Nach seiner Regierungsübernahme verkündete Netanyahu zwar die Gründung weiterer Siedlungen, im Herbst 1996 rückte er
jedoch auf Druck seines Koalitionspartners Third-Way-Partei wieder von dieser Position ab. Einzig die Verfügbarkeit
über Land und Geld wurde sofort nach der Machtübernahme erleichtert, während neue Bauprojekte erst nach einigen Monaten
und dazu in relativ kleinem Maßstab anliefen.
Dieses Beispiel demonstrierte ein scheinbares Paradoxon der israelischen Politik:
Likud-Regierungen haben es, bei Wohlwollen in der eigenen Partei, tendentiell leichter, einen
Frieden zu schließen und Labour-Regierungen können mit einem geringeren Widerstand Siedlungen bauen.
Neue große Siedlungsprojekte wurden von Netanyahu in den ersten Monaten seiner Regierungszeit nicht gestartet. De
facto setzte er also in erster Linie die bestehenden Bauprojekte der Labour-Regierung fort.
Nichtsdestotrotz lenkte Netanyahu durch ideologische Ankündigungen über den Siedlungsausbau die internationale
Aufmerksamkeit wieder auf die Siedlungen. Besorgt zeigte sich besonders die Clinton-Administration, deren Kritik an den
ständigen Ankündigungen Netanyahus immer stärker anwuchs. Erstmals wurde die Siedlungspolitik im Dezember 1996 sogar
wieder als "absolutely an obstacle to peace" bezeichnet, das die ohnehin sehr brüchige Vertrauensbasis zwischen
Netanyahu und Arafat noch weiter zerstört.

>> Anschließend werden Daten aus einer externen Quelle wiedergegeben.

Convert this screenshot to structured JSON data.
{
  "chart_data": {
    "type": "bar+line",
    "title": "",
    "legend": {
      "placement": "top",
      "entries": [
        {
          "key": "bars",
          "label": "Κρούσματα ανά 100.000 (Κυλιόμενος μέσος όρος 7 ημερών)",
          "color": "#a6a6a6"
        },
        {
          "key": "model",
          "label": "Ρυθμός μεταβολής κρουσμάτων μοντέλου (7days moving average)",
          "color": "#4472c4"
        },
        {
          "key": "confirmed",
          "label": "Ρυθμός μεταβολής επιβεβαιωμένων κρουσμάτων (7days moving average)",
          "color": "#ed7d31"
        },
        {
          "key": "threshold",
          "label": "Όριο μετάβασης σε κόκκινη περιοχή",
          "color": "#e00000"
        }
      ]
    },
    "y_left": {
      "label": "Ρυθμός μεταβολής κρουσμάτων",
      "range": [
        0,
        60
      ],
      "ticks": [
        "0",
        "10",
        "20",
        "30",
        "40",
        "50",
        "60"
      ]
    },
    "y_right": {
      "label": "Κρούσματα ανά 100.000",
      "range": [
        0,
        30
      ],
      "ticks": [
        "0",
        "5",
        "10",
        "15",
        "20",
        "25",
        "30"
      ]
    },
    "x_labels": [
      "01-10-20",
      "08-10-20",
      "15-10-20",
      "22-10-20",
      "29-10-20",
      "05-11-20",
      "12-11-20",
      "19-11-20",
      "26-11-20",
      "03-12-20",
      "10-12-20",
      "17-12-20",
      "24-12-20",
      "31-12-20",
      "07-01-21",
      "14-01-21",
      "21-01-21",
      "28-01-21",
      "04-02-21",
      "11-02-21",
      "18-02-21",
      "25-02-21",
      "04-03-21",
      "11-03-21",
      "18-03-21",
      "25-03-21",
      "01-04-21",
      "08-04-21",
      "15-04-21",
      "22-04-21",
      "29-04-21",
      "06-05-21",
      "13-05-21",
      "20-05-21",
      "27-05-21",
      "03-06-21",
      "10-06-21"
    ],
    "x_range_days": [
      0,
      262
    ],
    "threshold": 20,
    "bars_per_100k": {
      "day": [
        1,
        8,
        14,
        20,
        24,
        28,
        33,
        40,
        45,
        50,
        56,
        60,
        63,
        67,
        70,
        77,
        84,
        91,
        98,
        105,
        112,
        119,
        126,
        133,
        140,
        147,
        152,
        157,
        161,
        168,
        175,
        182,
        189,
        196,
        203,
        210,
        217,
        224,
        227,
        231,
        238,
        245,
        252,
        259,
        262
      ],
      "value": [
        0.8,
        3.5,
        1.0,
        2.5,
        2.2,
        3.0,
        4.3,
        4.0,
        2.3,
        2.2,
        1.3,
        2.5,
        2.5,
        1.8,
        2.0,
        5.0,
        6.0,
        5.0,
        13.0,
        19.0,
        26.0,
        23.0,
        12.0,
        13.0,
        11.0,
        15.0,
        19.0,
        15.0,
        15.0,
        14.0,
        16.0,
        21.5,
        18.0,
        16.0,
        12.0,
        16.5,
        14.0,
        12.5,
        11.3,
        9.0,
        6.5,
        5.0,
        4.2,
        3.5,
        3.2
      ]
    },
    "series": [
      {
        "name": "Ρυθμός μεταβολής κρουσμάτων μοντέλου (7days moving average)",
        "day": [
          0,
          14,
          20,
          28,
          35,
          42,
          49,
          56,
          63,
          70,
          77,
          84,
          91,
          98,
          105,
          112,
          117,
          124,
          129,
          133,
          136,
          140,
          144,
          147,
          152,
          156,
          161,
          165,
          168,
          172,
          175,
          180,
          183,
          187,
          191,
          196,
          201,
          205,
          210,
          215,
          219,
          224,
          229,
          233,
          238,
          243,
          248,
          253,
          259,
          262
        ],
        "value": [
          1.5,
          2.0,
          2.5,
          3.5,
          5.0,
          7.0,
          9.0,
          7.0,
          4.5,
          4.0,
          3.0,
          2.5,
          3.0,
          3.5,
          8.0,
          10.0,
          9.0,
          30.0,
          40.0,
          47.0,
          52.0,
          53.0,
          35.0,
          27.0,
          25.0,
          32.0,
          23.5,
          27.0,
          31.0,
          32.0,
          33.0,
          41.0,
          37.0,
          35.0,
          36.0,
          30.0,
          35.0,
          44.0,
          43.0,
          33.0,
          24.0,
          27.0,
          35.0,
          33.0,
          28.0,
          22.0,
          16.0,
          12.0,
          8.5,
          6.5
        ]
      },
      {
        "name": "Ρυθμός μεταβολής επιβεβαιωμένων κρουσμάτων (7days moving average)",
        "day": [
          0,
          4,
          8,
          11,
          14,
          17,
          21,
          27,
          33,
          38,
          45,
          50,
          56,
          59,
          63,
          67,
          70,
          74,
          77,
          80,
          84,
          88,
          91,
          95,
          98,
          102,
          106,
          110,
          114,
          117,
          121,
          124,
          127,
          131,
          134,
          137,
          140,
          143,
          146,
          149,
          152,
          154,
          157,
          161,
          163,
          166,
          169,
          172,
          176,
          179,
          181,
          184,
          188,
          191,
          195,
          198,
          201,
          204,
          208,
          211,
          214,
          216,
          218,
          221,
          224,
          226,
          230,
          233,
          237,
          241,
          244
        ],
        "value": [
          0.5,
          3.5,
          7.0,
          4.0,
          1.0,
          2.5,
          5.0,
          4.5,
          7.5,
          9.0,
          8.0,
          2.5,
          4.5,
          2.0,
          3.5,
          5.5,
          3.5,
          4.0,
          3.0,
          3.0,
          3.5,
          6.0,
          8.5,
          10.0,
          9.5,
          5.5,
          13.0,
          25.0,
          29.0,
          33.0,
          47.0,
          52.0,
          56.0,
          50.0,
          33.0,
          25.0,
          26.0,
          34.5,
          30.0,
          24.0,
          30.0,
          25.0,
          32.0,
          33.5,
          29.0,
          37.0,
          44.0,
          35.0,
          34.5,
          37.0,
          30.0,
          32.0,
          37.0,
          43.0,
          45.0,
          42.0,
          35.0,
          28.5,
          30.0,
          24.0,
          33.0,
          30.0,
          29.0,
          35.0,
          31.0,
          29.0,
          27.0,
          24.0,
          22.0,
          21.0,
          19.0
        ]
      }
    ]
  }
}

In der israelischen Presse wurde die Situation mit Sprüchen wie: "Labour baute >leise<, Likud baut >laut<" oder " A
Likud government announces ten settlements but builds only one, while a Labour government announces one but builds ten"
treffend skizziert.
Labour hatte die Palästinenser davon überzeugt, daß Frieden und Siedlungen sich nicht gegenseitig ausschließen müssen.
Likud dagegen frischt nun die Idee von Greater Israel wieder auf und schließt von vornherein eine palästinensische
Unabhängigkeit aus, mit der Folge einer Verhärtung der palästinensische Haltung.
Die Labour-Regierung hatte den Palästinensern immer noch Hoffnung gegeben. Dies war auch die Grundlage für die
Konzessionsbereitschaft seitens der PLO, die natürlich wußte, daß es mit einer Likud-Regierung größere Probleme geben
würde.
Zu Zeiten der Labour-Regierungen war für die Palästinenser also der Fortgang des Friedensprozesses
wichtiger, als der für sie entstehende Schaden durch die Siedlungspolitik. Diese Situation änderte sich nun infolge der
ideologischen Likud-Rhetorik.
Netanyahu weicht mittlerweile immer stärker von dem Kurs der gegenseitigen Verhandlungen ab, hin zu einem Kurs der
einseitigen Entscheidungen. Die Oslo-Verträge, die sehr schwammig formuliert sind, funktionieren nicht wie feste
Verträge. Was den Prozeß am Leben hielt, war die Überzeugung eines gemeinsamen Unternehmens.